De Vos: ‘Them thar hills’
July 6, 2017
It's getting tougher and tougher to make a fortune these days, but if you have a small one, this column may bootstrap you into the big time! And it's so unbelievably simple you'll want to jump on it before someone else does. You just have to go pick it up, but you have to know where. Oh, and you'll need a truck and a long weekend along with substantial financial reserves. More about this last detail later.
Just waiting for anyone; it could be you, there lies an estimated 400 million dollars' worth of gold bars to be had in the heart of the San Juan Mountains near Wolf Creek Pass, 100 miles east and a little north of Durango. There's three hidden caches of gold in them thar' hills waiting for the first person to come up with a good map.
Sometime around 1780, a Frenchman named Remy Ledoux was in a bar, buying drinks for a bunch of Spanish trappers who'd foolishly flashed some impressive gold nuggets. They let slip that they had stumbled across a rich vein of gold ore while trapping beaver in Colorado's San Juan Mountains. Braced with sufficient moonshine, the naive trappers told their new-found friend exactly where to find it, even drawing a map to prove their words.
The Spaniards were quickly dispatched. Dispatched, in frontier parlance, means they were shot, stabbed, beheaded, or otherwise . . . you know, dispatched.

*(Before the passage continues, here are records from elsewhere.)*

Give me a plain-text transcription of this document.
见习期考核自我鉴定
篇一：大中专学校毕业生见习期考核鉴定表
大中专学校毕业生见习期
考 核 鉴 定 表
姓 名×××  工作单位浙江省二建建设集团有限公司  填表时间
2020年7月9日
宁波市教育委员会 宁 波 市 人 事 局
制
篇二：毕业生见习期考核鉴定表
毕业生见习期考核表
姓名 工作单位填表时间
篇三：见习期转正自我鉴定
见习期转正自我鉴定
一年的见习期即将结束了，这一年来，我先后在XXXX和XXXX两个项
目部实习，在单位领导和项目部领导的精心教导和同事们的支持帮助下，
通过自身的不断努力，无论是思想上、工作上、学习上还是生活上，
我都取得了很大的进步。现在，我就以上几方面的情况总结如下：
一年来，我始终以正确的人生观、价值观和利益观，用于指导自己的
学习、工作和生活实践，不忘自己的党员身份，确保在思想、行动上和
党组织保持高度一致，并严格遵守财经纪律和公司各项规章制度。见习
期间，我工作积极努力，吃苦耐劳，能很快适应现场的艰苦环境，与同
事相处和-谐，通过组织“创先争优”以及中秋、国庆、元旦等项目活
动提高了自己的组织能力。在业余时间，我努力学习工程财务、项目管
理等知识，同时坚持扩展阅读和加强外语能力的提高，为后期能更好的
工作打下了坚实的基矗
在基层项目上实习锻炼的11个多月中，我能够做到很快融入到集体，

Ledoux hired 40 men and set out for Colorado, following the Arkansas River to Pueblo then on to the Sangre de Cristo Mountains. Not far from Wolf Creek Pass they camped at what would become known as Treasure Mountain. They found gold beyond their dreams.
The Frenchmen stayed and worked their mine for more than a year, melting the ore into ingots and stashing them in three well-hidden caches. They spent the winter in nearby Taos, New Mexico, planning their new lives among the glitterati of New Orleans society. That final spring, as they were heading back to camp, fate was unkind to them and they were all dispatched. Those who didn't die of scurvy got dispatched by a bunch of irate Arapahos. All of them, that is, except one.
Remy Ledoux arrived back in New Orleans empty-handed but for delirious tales of his sumptuous treasure. They scoffed at him but then Remy was summarily dispatched by natural causes and in his effects, a grandson found poorly drawn copies of grandpa's maps. He quickly mounted a Colorado expedition in a fruitless attempt to unearth the treasure. There was, indeed, a second expedition which proved that some things aren't worth repeating as the grandson got dispatched when his horse floundered in the San Juan River.
On a recent trip to Durango, I spent quite a bit of time searching old records and manuscripts and hidden behind the flyleaf of an old, neglected French diary, I found Remy Ledoux's original, detailed map to the treasure.
With my disciplined writing schedule, I simply don't have the time or a pickup truck. So, today only, in a one-time offering, this fabulous treasure can be yours. Simply send me certified funds in the amount $25 million and I will send you Ledoux's treasure map, your guide to an immense fortune.
Do not delay, act now! Send large, unmarked bills only, please.